Skerritt got into acting in the first place because he was shy and self-conscious and he thought it would help. “We are all held back by what other people think of you. Acting is shedding that.”
His Sancho Panza for Don Quixote is Allen Galli, veteran Seattle actor who among other roles was the Sanch Panza in Village Theater’s Man of La Mancha.
Both dancers and actors have been learning from the joint experience. At times Skerritt has been disconcerted by changes in cast in rehearsal and found it tricky to be at a certain place on the floor at a certain moment in the music, “and it’s so fast! I had to figure it out. Allen’s been great, I couldn’t do it without him, he’s the guide and straightens me out, tells me what to do next,” just as Sancho does in the story.
As a writer and actor, Skerritt hears the rhythm of words, but it’s been harder for him to hear the beat in the music and movement of dance, part of the challenge for him.
Working with dancers the same ages as his five granddaughters has been easy, but he is struck by their innocence, and their passion for what they do. “They’ve been in dance all their lives. There’s physical maturity, but a whole other side. They get up in the morning and go to class and dance until they drop and go home to sleep.”
“The first day he was in the studio, the dancers were a bit awed and timid around him, and Tom had to dance with Carla [Körbes] and he was was so enamored of her, he kept looking over his shoulder at her,” says Boal, “just like the story!”
A lot of what Skerritt is doing here, he says is about Seattle and promoting the riches in art that are so abundant here. “It ain’t about the money.” (Skerritt describes ballet as the most altruistic art form, such hard work by such dedicated people with very little financial reward to it). ”I don’t have to prove anything to anyone else but me. I’m a writer. I started a storytelling school here (TheFilmSchool, for aspiring scriptwriters). Everything we do improves me as an individual. I’m pretty focused on Seattle, which is pretty viable as a movie city. Everything needed exists here and I’m trying to hone that.”

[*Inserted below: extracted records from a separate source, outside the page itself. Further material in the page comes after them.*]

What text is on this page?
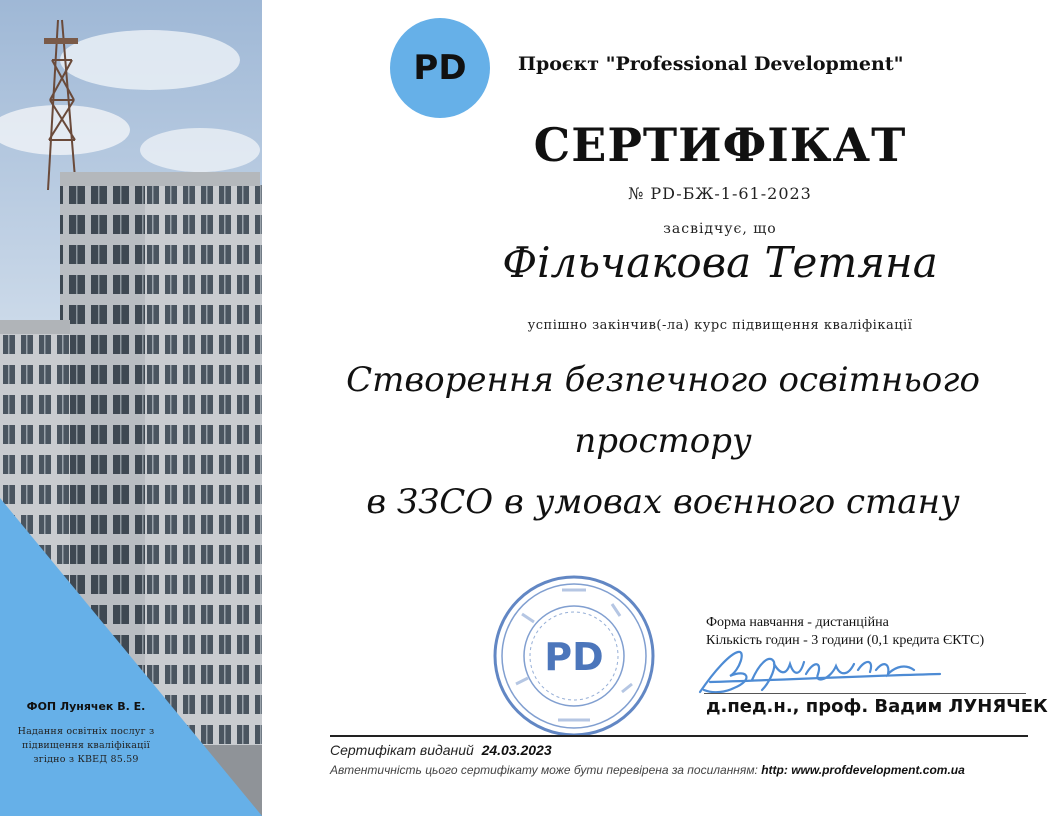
ФОП Лунячек В. Е.
Надання освітніх послуг з
підвищення кваліфікації
згідно з КВЕД 85.59
PD	Проєкт "Professional Development"
СЕРТИФІКАТ
№ PD-БЖ-1-61-2023
засвідчує, що
Фільчакова Тетяна
успішно закінчив(-ла) курс підвищення кваліфікації
Створення безпечного освітнього
простору
в ЗЗСО в умовах воєнного стану
PD
Форма навчання - дистанційна
Кількість годин - 3 години (0,1 кредита ЄКТС)
д.пед.н., проф. Вадим ЛУНЯЧЕК
Сертифікат виданий 24.03.2023
Автентичність цього сертифікату може бути перевірена за посиланням: http: www.profdevelopment.com.ua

At the moment, it all comes back to Don Q and this production. Boal has the last word. “The thing I love most is the storytelling, and the sweetness Ratmansky affords this Don Q. He comes on and everyone wonders who he is and what he’s doing here, and by the end, he has won every heart and loves them as they love him. It’s that kind of conquest through time that I find beautiful.”